Snapdragon X2 Elite Extreme foi até 83% mais rápido que o Ryzen AI 9 e superou o Intel Core Ultra X9 mesmo operando apenas na bateria.
Notebook corporativo em matéria sobre o Snapdragon X2 Elite Extreme contra Intel e AMD
Foto: reprodução / Adrenaline

Um novo conjunto de testes colocou o Snapdragon X2 Elite Extreme contra os principais concorrentes de notebook e produziu um resultado que muda a conversa sobre desempenho em mobilidade: o chip da Qualcomm rodando apenas na bateria superou o notebook Intel ligado na tomada.
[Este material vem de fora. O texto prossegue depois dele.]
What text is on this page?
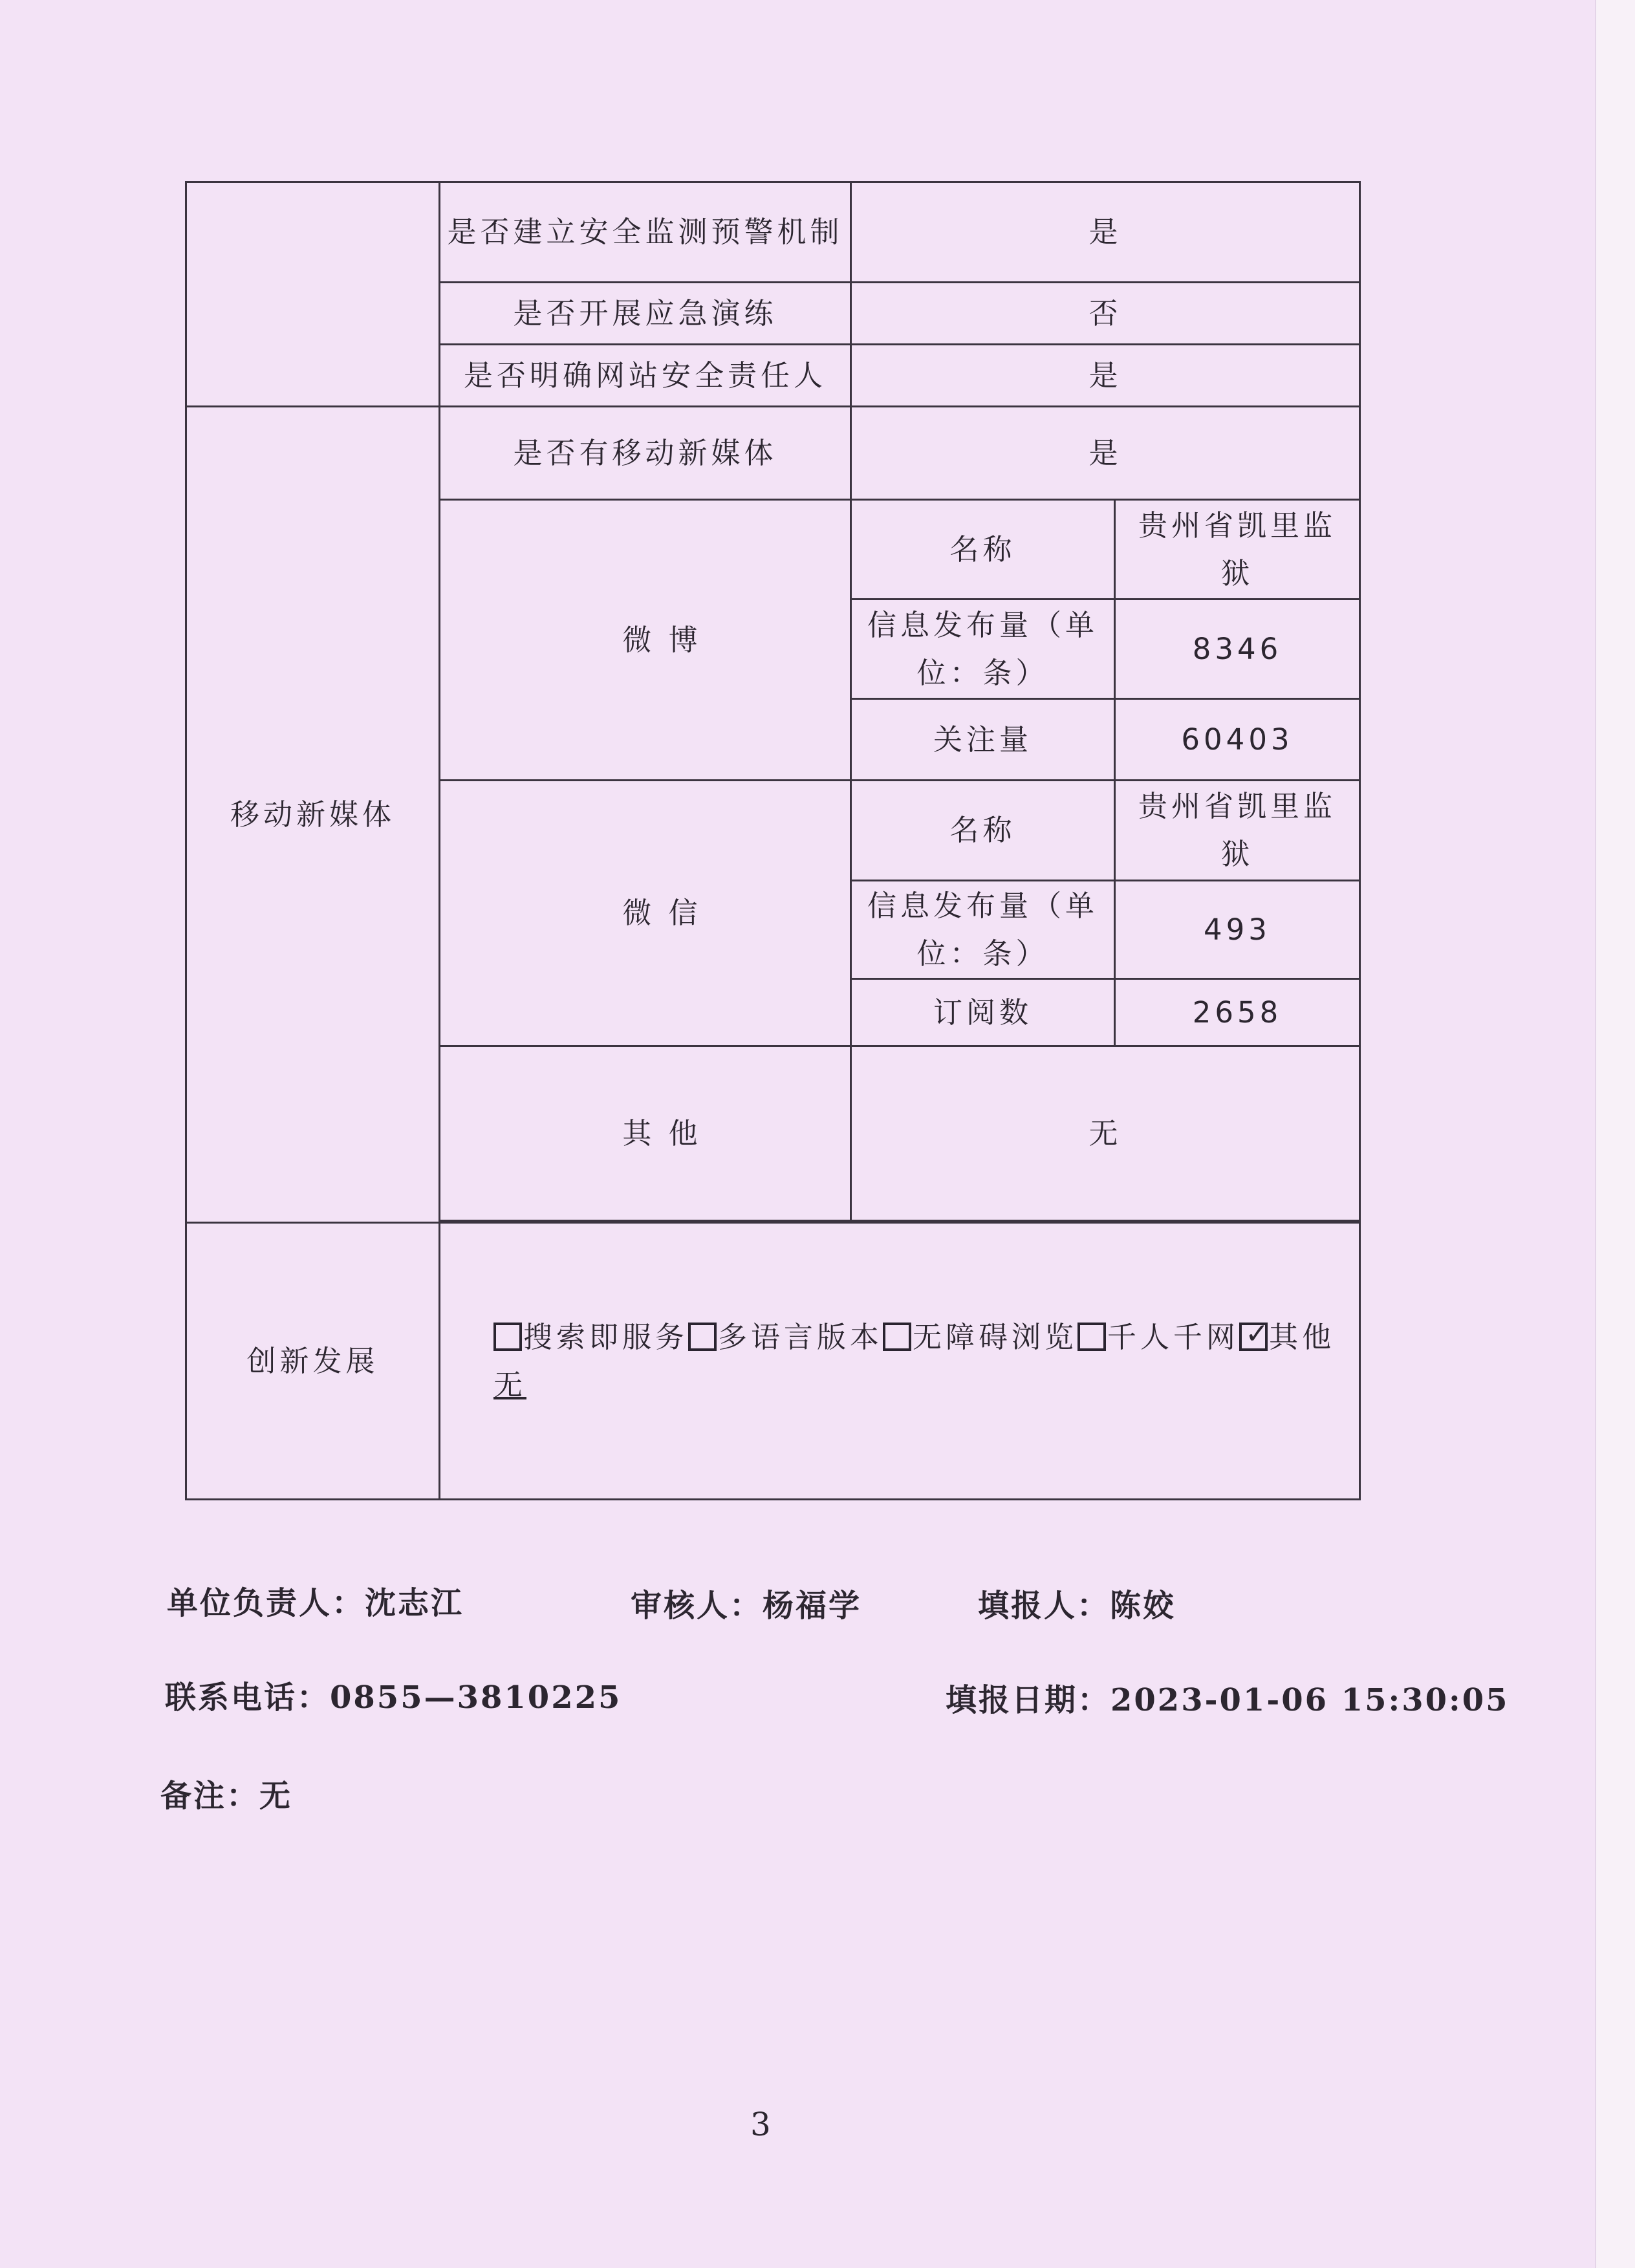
	是否建立安全监测预警机制	是	
	是否开展应急演练	否	
	是否明确网站安全责任人	是	
移动新媒体	是否有移动新媒体	是	
	微 博	名称	贵州省凯里监狱
		信息发布量（单位：条）	8346
		关注量	60403
	微 信	名称	贵州省凯里监狱
		信息发布量（单位：条）	493
		订阅数	2658
	其 他	无	

创新发展	搜索即服务 多语言版本 无障碍浏览 千人千网 ✓ 其他
无		
单位负责人：沈志江	审核人：杨福学	填报人：陈姣
联系电话：0855—3810225	填报日期：2023-01-06 15:30:05
备注：无
3
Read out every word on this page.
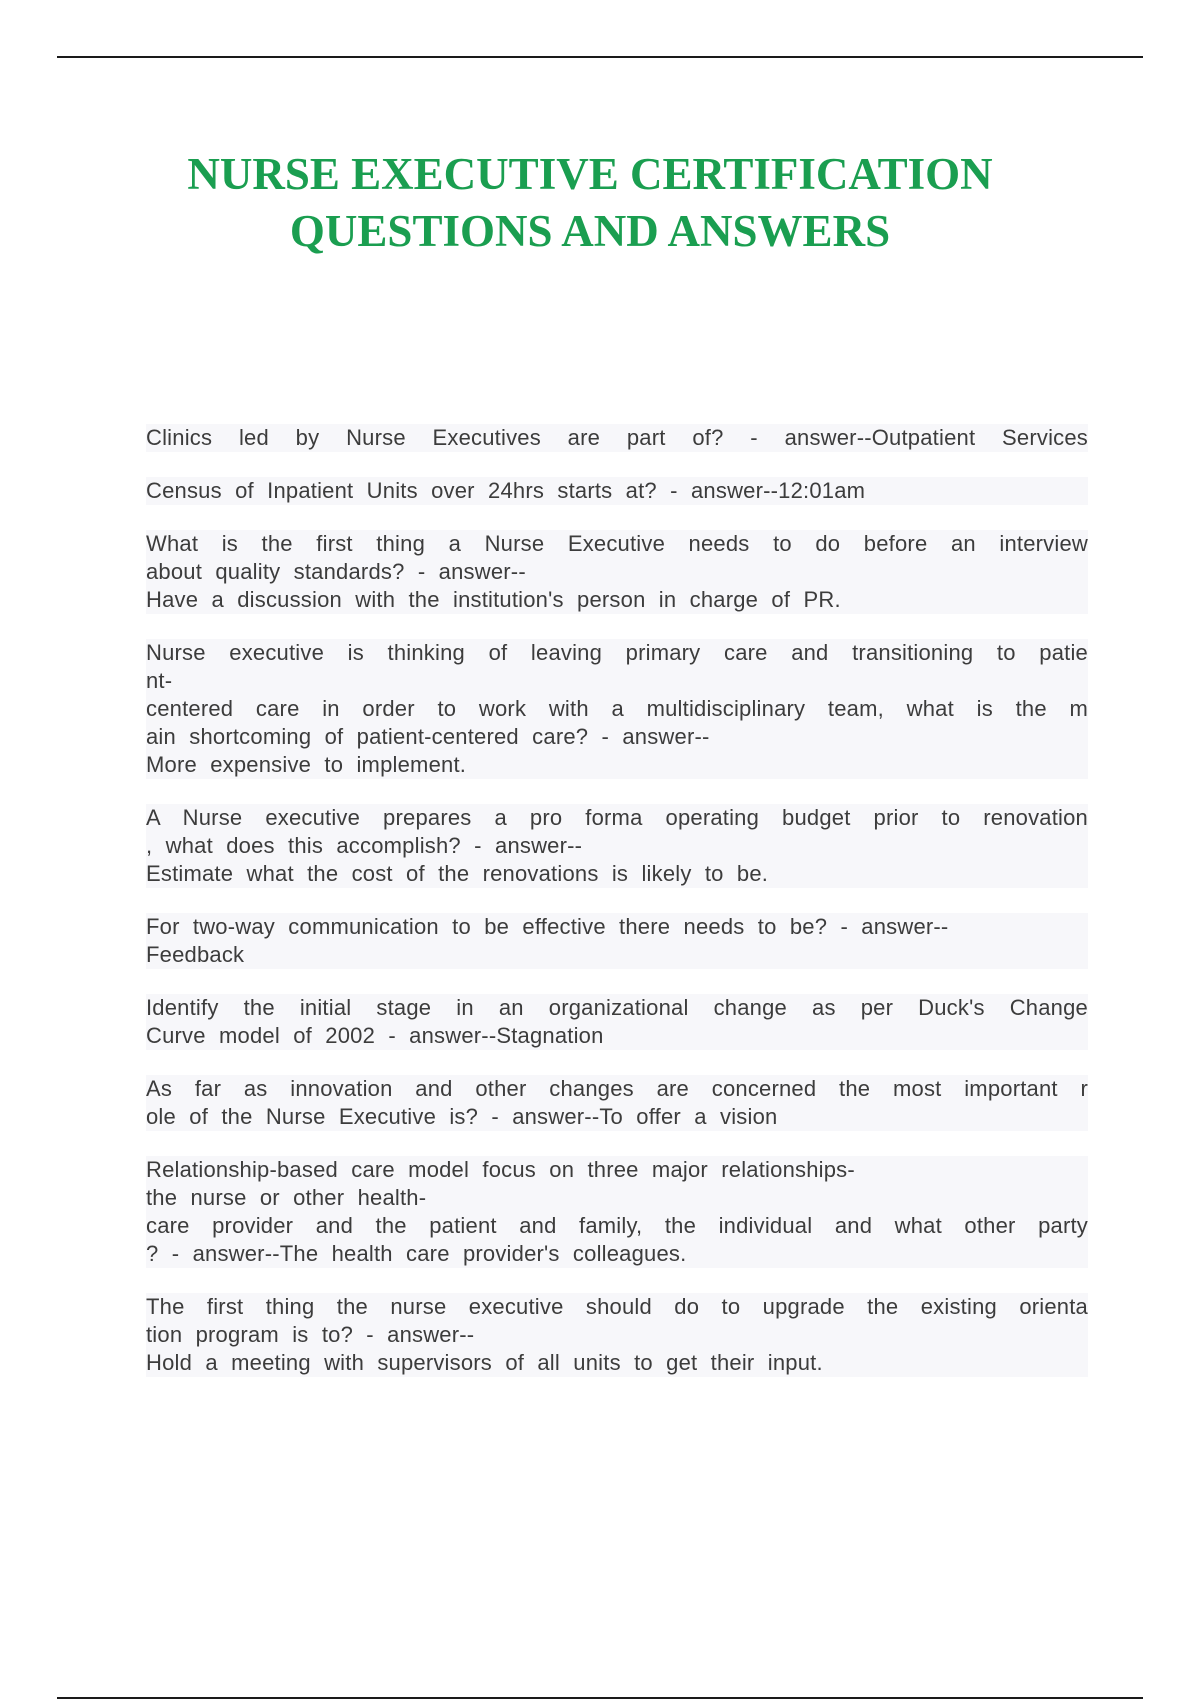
NURSE EXECUTIVE CERTIFICATION
QUESTIONS AND ANSWERS
Clinics led by Nurse Executives are part of? - answer--Outpatient Services
Census of Inpatient Units over 24hrs starts at? - answer--12:01am
What is the first thing a Nurse Executive needs to do before an interview
about quality standards? - answer--
Have a discussion with the institution's person in charge of PR.
Nurse executive is thinking of leaving primary care and transitioning to patie
nt-
centered care in order to work with a multidisciplinary team, what is the m
ain shortcoming of patient-centered care? - answer--
More expensive to implement.
A Nurse executive prepares a pro forma operating budget prior to renovation
, what does this accomplish? - answer--
Estimate what the cost of the renovations is likely to be.
For two-way communication to be effective there needs to be? - answer--
Feedback
Identify the initial stage in an organizational change as per Duck's Change
Curve model of 2002 - answer--Stagnation
As far as innovation and other changes are concerned the most important r
ole of the Nurse Executive is? - answer--To offer a vision
Relationship-based care model focus on three major relationships-
the nurse or other health-
care provider and the patient and family, the individual and what other party
? - answer--The health care provider's colleagues.
The first thing the nurse executive should do to upgrade the existing orienta
tion program is to? - answer--
Hold a meeting with supervisors of all units to get their input.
Segundo reportagem da Adrenaline, a Signal65 testou três notebooks de topo de linha de varejo — com Snapdragon X2 Elite Extreme X2E-96-100, Intel Core Ultra X9 388H e AMD Ryzen AI 9 465 — em cargas de CPU e de inteligência artificial, nas duas condições de alimentação.

Os números do confronto

  • Geekbench 7: Snapdragon até 53% mais rápido que o Intel Core Ultra X9 388H e até 83% mais rápido que o AMD Ryzen AI 9 465;
  • Cinebench 2026 (renderização multi-thread): vantagem de até 87% sobre os dois concorrentes;
  • Procyon AI Computer Vision: quase o dobro do desempenho do Intel e cerca de 2,4 vezes o do AMD;
  • Cargas de IA em geral: até 2,6 vezes mais desempenho;
  • Na bateria: configurado em modo “Equilibrado”, o Snapdragon superou o sistema Intel ligado na tomada em modo “Melhor Desempenho” — em todos os testes de CPU e IA.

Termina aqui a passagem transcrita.